Destruir estátuas e símbolos de adoração é uma prática tão antiga quanto erigi-los. Há registros de monumentos de reis mesopotâmicos, de 2.700 a.C., com inscrições que anunciavam desgraças e maldições para quem se rebelasse contra as imagens: uma certa tentativa esotérica de prevenção do vandalismo.
Ameaças de pragas e infortúnios há tempos foram substituídas pela promessa da mão pesada da lei. Ainda assim, antes e agora, o risco de sanções mostra-se incapaz de conter a depredação como arma de protesto.

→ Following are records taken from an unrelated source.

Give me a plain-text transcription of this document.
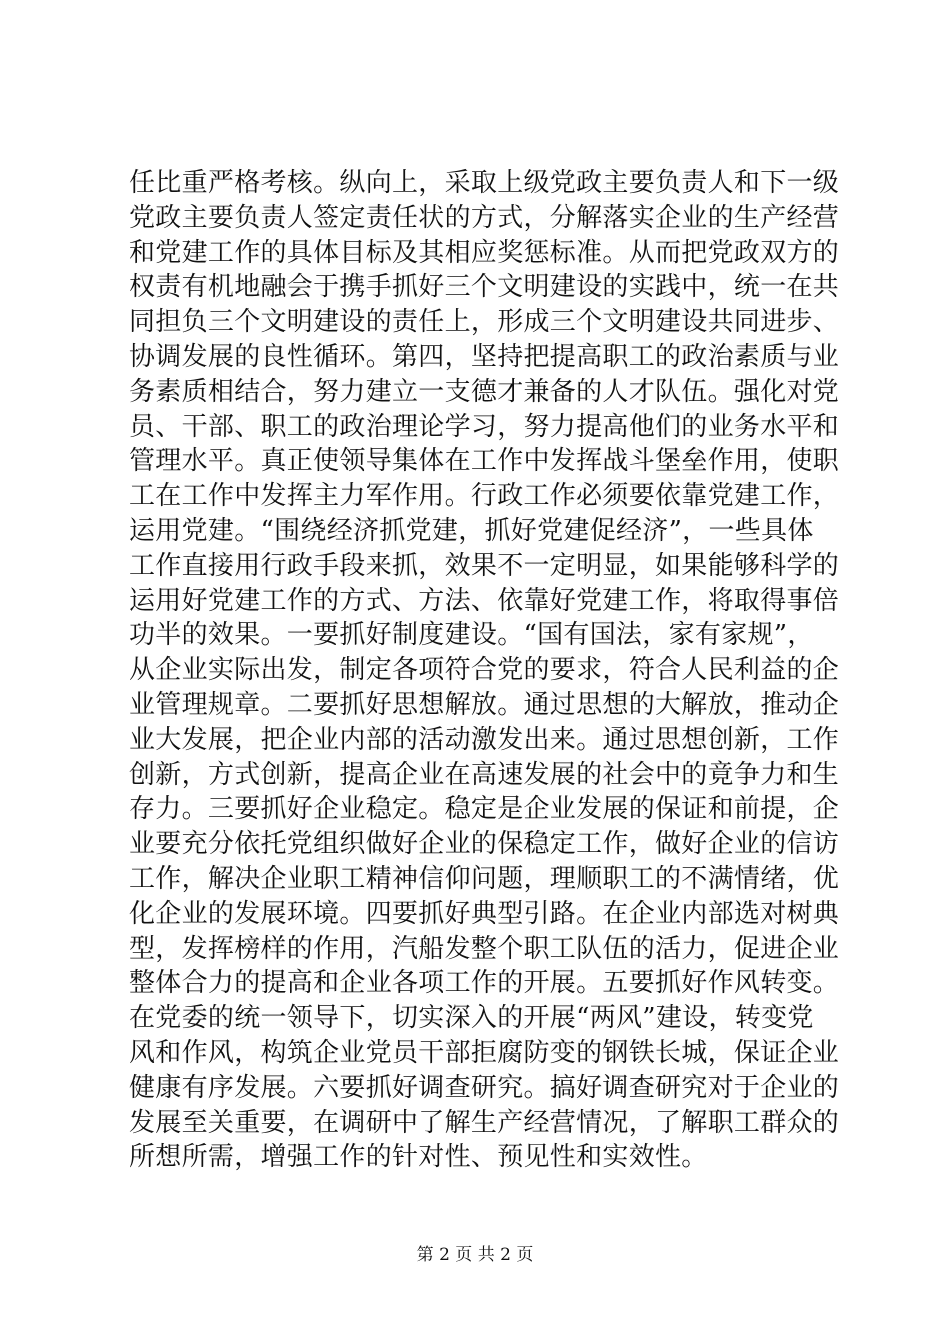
任比重严格考核。纵向上，采取上级党政主要负责人和下一级
党政主要负责人签定责任状的方式，分解落实企业的生产经营
和党建工作的具体目标及其相应奖惩标准。从而把党政双方的
权责有机地融会于携手抓好三个文明建设的实践中，统一在共
同担负三个文明建设的责任上，形成三个文明建设共同进步、
协调发展的良性循环。第四，坚持把提高职工的政治素质与业
务素质相结合，努力建立一支德才兼备的人才队伍。强化对党
员、干部、职工的政治理论学习，努力提高他们的业务水平和
管理水平。真正使领导集体在工作中发挥战斗堡垒作用，使职
工在工作中发挥主力军作用。行政工作必须要依靠党建工作，
运用党建。“围绕经济抓党建，抓好党建促经济”，一些具体
工作直接用行政手段来抓，效果不一定明显，如果能够科学的
运用好党建工作的方式、方法、依靠好党建工作，将取得事倍
功半的效果。一要抓好制度建设。“国有国法，家有家规”，
从企业实际出发，制定各项符合党的要求，符合人民利益的企
业管理规章。二要抓好思想解放。通过思想的大解放，推动企
业大发展，把企业内部的活动激发出来。通过思想创新，工作
创新，方式创新，提高企业在高速发展的社会中的竟争力和生
存力。三要抓好企业稳定。稳定是企业发展的保证和前提，企
业要充分依托党组织做好企业的保稳定工作，做好企业的信访
工作，解决企业职工精神信仰问题，理顺职工的不满情绪，优
化企业的发展环境。四要抓好典型引路。在企业内部选对树典
型，发挥榜样的作用，汽船发整个职工队伍的活力，促进企业
整体合力的提高和企业各项工作的开展。五要抓好作风转变。
在党委的统一领导下，切实深入的开展“两风”建设，转变党
风和作风，构筑企业党员干部拒腐防变的钢铁长城，保证企业
健康有序发展。六要抓好调查研究。搞好调查研究对于企业的
发展至关重要，在调研中了解生产经营情况，了解职工群众的
所想所需，增强工作的针对性、预见性和实效性。
第 2 页 共 2 页
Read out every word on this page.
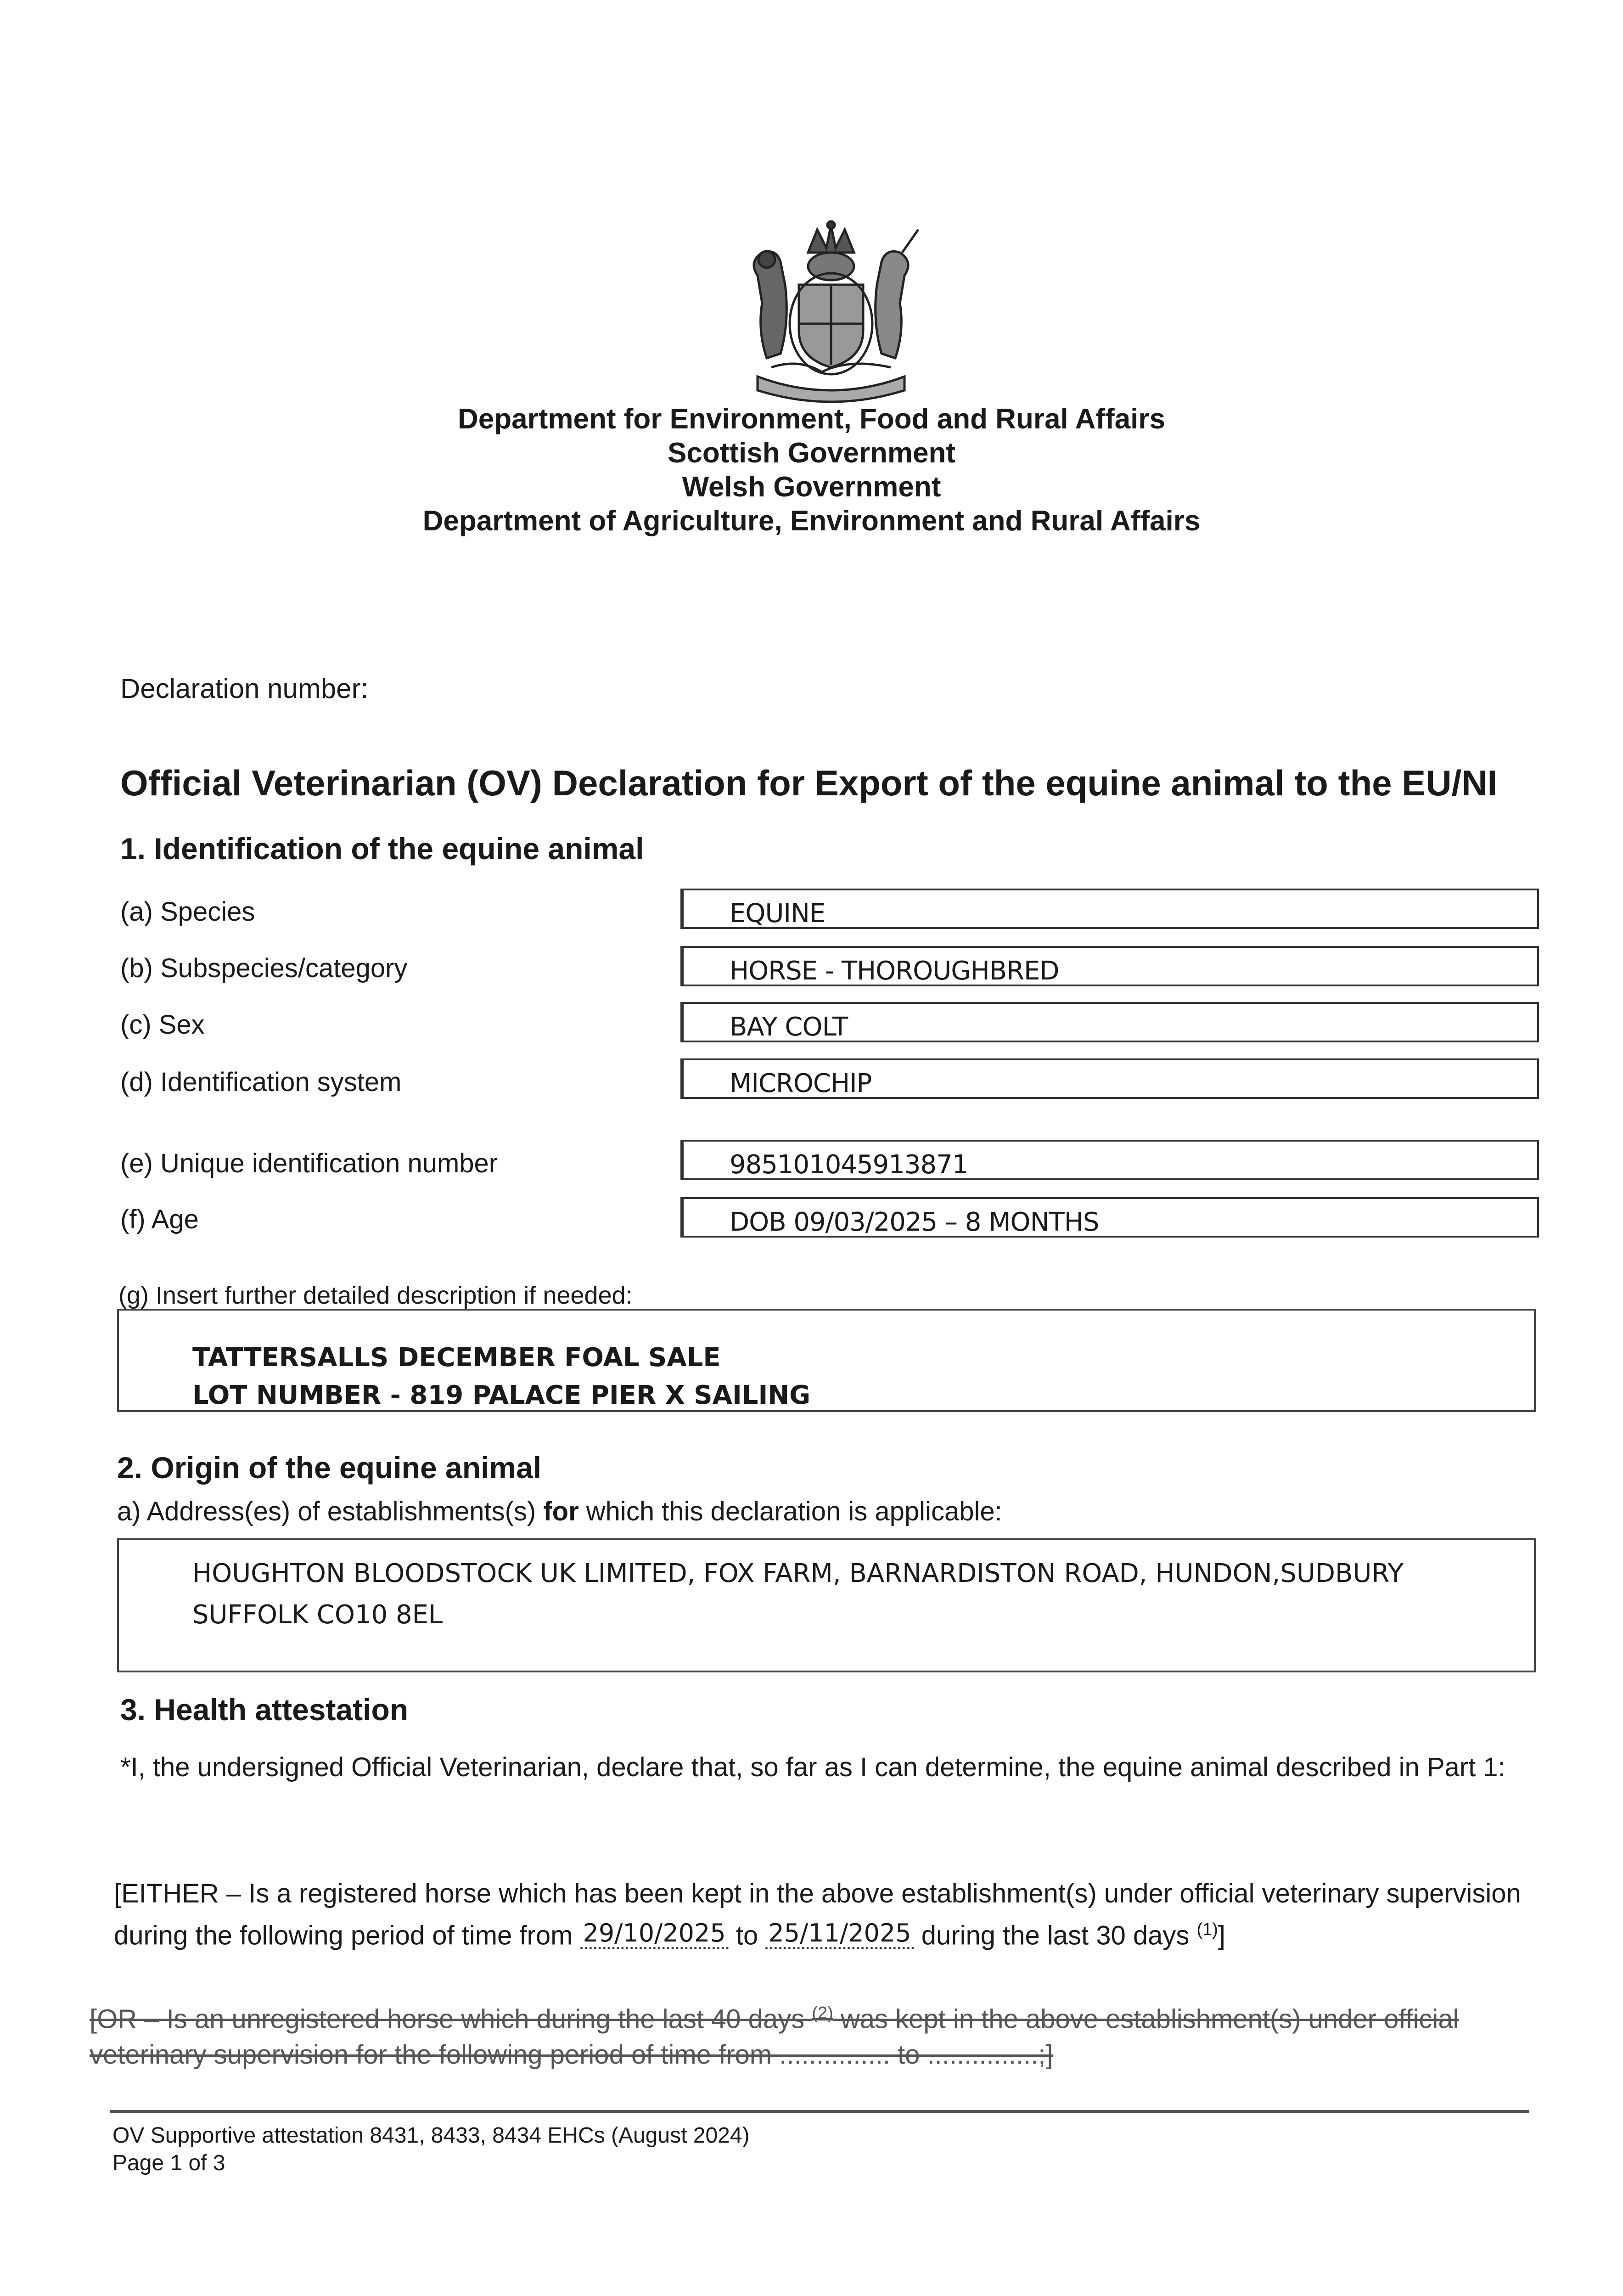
Department for Environment, Food and Rural Affairs
Scottish Government
Welsh Government
Department of Agriculture, Environment and Rural Affairs
Declaration number:
Official Veterinarian (OV) Declaration for Export of the equine animal to the EU/NI
1. Identification of the equine animal
(a) Species	EQUINE
(b) Subspecies/category	HORSE - THOROUGHBRED
(c) Sex	BAY COLT
(d) Identification system	MICROCHIP
(e) Unique identification number	985101045913871
(f) Age	DOB 09/03/2025 – 8 MONTHS
(g) Insert further detailed description if needed:
TATTERSALLS DECEMBER FOAL SALE
LOT NUMBER - 819 PALACE PIER X SAILING
2. Origin of the equine animal
a) Address(es) of establishments(s) for which this declaration is applicable:
HOUGHTON BLOODSTOCK UK LIMITED, FOX FARM, BARNARDISTON ROAD, HUNDON,SUDBURY
SUFFOLK CO10 8EL
3. Health attestation
*I, the undersigned Official Veterinarian, declare that, so far as I can determine, the equine animal described in Part 1:
[EITHER – Is a registered horse which has been kept in the above establishment(s) under official veterinary supervision during the following period of time from 29/10/2025 to 25/11/2025 during the last 30 days $^{(1)}$]
[OR – Is an unregistered horse which during the last 40 days $^{(2)}$ was kept in the above establishment(s) under official veterinary supervision for the following period of time from ............... to ...............;]
OV Supportive attestation 8431, 8433, 8434 EHCs (August 2024)
Page 1 of 3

O desejo de se rebelar, ainda que simbolicamente, contra o que é percebido como violência moral —o destaque ocupado no espaço público por figuras associadas a atos de barbárie— parece se sobrepor ao temor das consequências.
Ocorridos com 15 dias de diferença, o incêndio na estátua do bandeirante Borba Gato, no Brasil, e a pichação no Padrão dos Descobrimentos, monumento que homenageia figuras centrais da colonização em Portugal, reacenderam o debate sobre o tema nos dois países.
Enquanto os bandeirantes foram cuidadosamente moldados para representar a bravura do povo do Brasil, os protagonistas da Era das Navegações são referência da identidade portuguesa.
Dos dois lados do Atlântico, as ditaduras trataram de incensar versões sanitizadas da história com o propósito de exaltar esses representantes, capitalizando um ideal coletivo de glórias inconfundíveis.
Governantes democráticos, tanto brasileiros quanto portugueses, têm mostrado muito menos disposição para discutir o significado de ter o espaço público coalhado de representações em que o ufanismo é indissociável da violência.
Classificar de revisionismo histórico qualquer tentativa de mudança é ignorar o dilema moral latente nos símbolos nacionais. Se o assunto só for motivo de análise no calor de atos de vandalismo, jamais conseguiremos imprimir a racionalidade e o pluralismo essenciais para um debate equilibrado.